Abstract

Although international actors operating under the United Nations umbrella put much faith in the possibility of bridging science and policy through various institutional arrangements, research in the Science and Technology Studies (STS) tradition suggests that different civic epistemologies revolve around environmental degradation issues. Civic epistemologies, which imply peculiar understandings of knowledge across cultures, are not easily bridged. This paper contends that conflicting (civic) epistemologies inevitably emerge in epistemic debates at the intergovernmental level, with strong implications for how science and knowledge are dealt with and understood in environmental negotiations.
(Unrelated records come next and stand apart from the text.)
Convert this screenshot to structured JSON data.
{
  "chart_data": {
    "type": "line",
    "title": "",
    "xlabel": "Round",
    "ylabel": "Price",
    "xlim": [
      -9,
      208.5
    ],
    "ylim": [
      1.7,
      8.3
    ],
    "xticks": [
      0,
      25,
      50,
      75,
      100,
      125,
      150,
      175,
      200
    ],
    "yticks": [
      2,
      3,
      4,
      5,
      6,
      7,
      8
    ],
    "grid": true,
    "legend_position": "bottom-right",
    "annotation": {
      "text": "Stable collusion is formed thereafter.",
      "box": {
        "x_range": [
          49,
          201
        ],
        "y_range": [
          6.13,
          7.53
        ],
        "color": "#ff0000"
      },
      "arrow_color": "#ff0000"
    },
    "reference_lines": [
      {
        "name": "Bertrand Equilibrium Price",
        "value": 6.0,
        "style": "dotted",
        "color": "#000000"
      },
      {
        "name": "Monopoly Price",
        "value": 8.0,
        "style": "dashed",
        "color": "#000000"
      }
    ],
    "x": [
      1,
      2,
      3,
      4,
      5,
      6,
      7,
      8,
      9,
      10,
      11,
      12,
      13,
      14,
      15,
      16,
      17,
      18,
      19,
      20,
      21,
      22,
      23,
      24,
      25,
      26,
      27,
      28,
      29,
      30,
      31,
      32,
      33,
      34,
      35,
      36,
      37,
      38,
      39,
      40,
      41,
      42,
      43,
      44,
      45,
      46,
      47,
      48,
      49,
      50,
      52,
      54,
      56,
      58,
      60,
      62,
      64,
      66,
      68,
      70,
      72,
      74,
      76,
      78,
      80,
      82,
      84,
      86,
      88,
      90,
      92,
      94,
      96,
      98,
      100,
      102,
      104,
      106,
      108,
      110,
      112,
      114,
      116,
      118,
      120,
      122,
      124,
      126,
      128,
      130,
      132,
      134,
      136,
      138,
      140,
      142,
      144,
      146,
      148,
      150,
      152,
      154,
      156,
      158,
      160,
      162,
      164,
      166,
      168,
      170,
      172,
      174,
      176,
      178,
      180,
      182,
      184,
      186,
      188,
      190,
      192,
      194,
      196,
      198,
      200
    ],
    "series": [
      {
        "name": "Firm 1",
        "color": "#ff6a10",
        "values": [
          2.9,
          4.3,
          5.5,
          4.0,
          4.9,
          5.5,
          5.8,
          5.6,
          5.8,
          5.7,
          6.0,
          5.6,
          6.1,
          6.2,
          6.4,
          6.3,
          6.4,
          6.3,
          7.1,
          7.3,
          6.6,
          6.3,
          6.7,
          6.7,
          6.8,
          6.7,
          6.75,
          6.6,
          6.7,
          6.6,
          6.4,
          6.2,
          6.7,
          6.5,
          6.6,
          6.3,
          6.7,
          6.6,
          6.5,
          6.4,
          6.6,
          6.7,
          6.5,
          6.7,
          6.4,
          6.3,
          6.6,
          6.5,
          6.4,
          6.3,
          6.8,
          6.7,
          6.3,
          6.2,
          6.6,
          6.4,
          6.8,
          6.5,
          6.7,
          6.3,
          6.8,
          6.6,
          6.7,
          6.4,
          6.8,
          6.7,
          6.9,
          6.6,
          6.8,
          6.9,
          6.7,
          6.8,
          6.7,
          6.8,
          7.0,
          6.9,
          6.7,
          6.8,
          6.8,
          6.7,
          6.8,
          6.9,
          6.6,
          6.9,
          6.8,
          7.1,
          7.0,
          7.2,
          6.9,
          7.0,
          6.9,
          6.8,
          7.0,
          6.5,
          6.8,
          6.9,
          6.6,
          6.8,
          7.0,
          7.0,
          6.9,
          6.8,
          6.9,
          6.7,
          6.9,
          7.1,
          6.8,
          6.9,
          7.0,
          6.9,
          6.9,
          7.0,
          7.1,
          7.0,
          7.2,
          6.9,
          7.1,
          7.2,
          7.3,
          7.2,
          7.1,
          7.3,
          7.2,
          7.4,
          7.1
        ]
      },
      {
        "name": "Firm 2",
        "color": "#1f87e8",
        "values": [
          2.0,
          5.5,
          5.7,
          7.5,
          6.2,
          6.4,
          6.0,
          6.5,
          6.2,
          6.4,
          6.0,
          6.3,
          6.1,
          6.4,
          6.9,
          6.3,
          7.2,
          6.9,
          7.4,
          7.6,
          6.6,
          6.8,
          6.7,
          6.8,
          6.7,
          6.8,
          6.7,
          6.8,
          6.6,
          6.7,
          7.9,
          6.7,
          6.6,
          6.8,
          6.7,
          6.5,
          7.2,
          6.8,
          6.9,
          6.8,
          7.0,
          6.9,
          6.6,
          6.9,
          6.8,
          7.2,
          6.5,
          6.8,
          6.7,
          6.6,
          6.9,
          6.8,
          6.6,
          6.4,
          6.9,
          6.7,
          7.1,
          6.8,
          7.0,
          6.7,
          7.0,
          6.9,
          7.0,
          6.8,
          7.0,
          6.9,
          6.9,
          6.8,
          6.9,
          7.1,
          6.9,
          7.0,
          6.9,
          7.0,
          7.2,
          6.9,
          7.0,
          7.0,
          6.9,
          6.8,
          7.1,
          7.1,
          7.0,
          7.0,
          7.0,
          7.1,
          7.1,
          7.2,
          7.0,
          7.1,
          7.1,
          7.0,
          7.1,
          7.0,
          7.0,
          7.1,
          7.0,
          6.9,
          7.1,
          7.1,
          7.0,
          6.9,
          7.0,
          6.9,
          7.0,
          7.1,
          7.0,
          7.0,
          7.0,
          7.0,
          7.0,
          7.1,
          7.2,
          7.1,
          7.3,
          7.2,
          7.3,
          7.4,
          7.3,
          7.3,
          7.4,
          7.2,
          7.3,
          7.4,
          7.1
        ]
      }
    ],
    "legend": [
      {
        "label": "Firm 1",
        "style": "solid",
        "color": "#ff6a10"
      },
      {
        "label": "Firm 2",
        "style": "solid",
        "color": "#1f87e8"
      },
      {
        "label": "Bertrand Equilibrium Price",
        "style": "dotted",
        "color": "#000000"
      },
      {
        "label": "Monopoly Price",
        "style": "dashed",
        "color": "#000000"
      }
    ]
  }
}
Drawing on the experience of global soil and land governance and building on the idiom of civic epistemologies, the concept of intergovernmental epistemologies is introduced as an analytical tool to capture the diverging ways of appreciating and validating knowledge in intergovernmental settings. Placing state actors and their perspectives center stage, intergovernmental epistemologies account for the tensions, contestations and politicisation processes of international institutional settings dealing with environmental issues. The paper concludes discussing the consequences of intergovernmental epistemologies for the study of global environmental governance: it cautions about overreliance on approaches based on learning and all-encompassing discourses, emphasizing the value of using STS-derived concepts to investigate the complexity of international environmental negotiations.